10. Ceza Dairesi 2016/2090 E. , 2016/2084 K.
"İçtihat Metni"Mahkeme : ... Ağır Ceza Mahkemesi
Suç : Uyuşturucu madde ticareti yapma
Hüküm : Mahkûmiyet
Temyiz incelemesi, müdafiinin isteği üzerine duruşmalı olarak yapıldı.
Dosya incelendi.
GEREĞİ GÖRÜŞÜLÜP DÜŞÜNÜLDÜ :
1- Gizli soruşturmacı ancak TCK"nın 220. maddesinin birinci fıkrasında tanımlanan "örgüt kurma" ve "örgütü yönetme" suçları ile örgüt faaliyeti çerçevesinde işlenmiş olması şartıyla 139. maddede sınırlı olarak sayılan diğer suçlar için görevlendirilebilir. Bunlar dışındaki suçlar nedeniyle görevlendirilen gizli soruşturmacı "adlî kolluk görevlisi" ise kollukla ilgili kanunlar ile CMK"daki hükümlerde yer alan genel yetkisi ve görevi kapsamında olmak üzere, Cumhuriyet savcısının sözlü veya yazılı emirleri doğrultusunda delil toplayabilir. Bu nitelikte topladığı deliller hukuka uygundur. Bu nedenle, örgütlü olmayan suçlar için gizli soruşturmacı olarak görevlendirilen ve adlî kolluk görevlisi olan kişinin statüsü "adlî kolluk görevlisidir."

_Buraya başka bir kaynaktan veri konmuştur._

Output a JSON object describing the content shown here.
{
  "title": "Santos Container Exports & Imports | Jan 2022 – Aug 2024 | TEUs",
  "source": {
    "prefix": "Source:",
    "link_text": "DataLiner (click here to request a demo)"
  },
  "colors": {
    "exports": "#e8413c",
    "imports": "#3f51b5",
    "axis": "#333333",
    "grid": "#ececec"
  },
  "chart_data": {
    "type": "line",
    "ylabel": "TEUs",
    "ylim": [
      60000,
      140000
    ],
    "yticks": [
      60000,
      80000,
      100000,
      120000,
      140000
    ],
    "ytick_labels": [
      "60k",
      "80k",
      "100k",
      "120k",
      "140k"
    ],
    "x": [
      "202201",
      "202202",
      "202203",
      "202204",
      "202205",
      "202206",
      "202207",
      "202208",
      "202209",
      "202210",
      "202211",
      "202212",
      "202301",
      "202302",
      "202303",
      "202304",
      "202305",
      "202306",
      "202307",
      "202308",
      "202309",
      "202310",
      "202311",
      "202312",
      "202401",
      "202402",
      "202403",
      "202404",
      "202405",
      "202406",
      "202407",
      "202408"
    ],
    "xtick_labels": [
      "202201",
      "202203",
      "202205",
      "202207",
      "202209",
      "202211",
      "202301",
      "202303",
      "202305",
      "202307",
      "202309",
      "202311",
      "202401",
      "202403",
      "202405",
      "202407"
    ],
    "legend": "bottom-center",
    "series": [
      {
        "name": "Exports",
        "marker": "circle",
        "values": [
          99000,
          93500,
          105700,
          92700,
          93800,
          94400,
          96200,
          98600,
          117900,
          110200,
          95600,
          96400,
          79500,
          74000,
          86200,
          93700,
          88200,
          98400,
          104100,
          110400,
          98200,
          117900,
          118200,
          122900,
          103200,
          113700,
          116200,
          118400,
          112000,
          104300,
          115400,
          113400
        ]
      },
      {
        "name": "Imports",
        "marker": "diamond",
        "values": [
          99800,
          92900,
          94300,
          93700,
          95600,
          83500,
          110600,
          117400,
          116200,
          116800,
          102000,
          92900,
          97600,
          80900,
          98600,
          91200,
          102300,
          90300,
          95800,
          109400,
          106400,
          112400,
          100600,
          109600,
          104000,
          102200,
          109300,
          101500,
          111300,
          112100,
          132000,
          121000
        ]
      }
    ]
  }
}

Adlî kolluk görevlisi tarafından düzenlenen rapor ve/veya tutanak dışında, sanığın mahkûmiyetine yeterli ve kesin delil yoksa ve sanık bu tutanak ve/veya rapora itiraz etmiş ise, adlî kolluk görevlisi tanık olarak dinlenmelidir. Adlî kolluk görevlisi, diğer tanıklar gibi kimlikleri gizlenmeden dinlenmelidir.
24.12.2014 tarihli olayda sanığın, atılı suçlamayı ve 24.12.2014 tarihli tutanağı kabul etmediği dikkate alınarak; 24.12.2014 tarihli “RAPOR” başlıklı tutanağı düzenleyen ve statüleri “adli kolluk görevlisi” olan görevlilerin diğer tanıklar gibi kimlikleri gizlenmeden ve sanık ve müdafilerine soru sorma olanağı da tanınarak tanık olarak dinlenmeleri, sonucuna göre tüm deliller birlikte tartışılarak sanığın hukuki durumunun belirlenmesi gerekirken, eksik araştırma ile hüküm kurulması,
2- Sanık hakkında 17.01.2015 tarihinde işlediği ileri sürülen “uyuşturucu madde ticareti yapma” suçuna ilişkin olarak Adana Emniyet Müdürlüğü tarafından hazırlanan, 26.08.2015 tarihli 2015/620 suç numaralı fezlekenin 4. sayfasının 12 numaralı paragrafında “ Uyuşturucu maddelerin ambalajları üzerinde parmak izi incelemesinin yapılması için Olay Yeri İnceleme ve Kimlik Tespiti Şube Müdürlüğüne teslim edilip, yapılacak inceleme neticesi hazırlanacak iz inceleme ve değerlendirme raporu ve iz incelemesi yapılan materyaller Adli Emanete alınması için ayrıca gönderilecektir.” ibaresinin yazılı olduğu dikkate alınarak; 17.01.2015 tarihli olaya ilişkin olarak parmak izi raporu alınıp alınmadığının araştırılması, rapor alınmış ve suç konusu uyuşturucu maddelerin bulunduğu materyaller üzerinden teşhise elverişli parmak izi ya da izleri tespit edilmiş ise; sanıktan alınacak parmak izleri ile materyaller üzerinden tespit edilen izlerin sanığa ait olup olmadığı konusunda uzman bir kurum ya da kuruluştan rapor alınması gerektiği gözetilmeden, eksik araştırma ile hüküm kurulması,
Yasaya aykırı, sanık ve müdafiinin temyiz itirazları ile müdafiinin duruşmadaki savunması bu nedenle yerinde olduğundan, hükmün BOZULMASINA, tutuklama koşullarında bir değişiklik olmaması ve tutuklama tarihine göre sanık hakkındaki salıverilme isteğinin reddine, 30.06.2016 tarihinde oybirliğiyle karar verildi.
TEFHİM TUTANAĞI
30.06.2016 tarihinde saat: 14.30"da verilen bu karar Yargıtay Cumhuriyet savcısı Osman Vuraloğlu"nun katılımıyla ve duruşmada savunmasını yapmış bulunan sanık ... müdafii Avukat ..."in yüzüne karşı 30.06.2016 tarihinde oybirliğiyle karar verildi.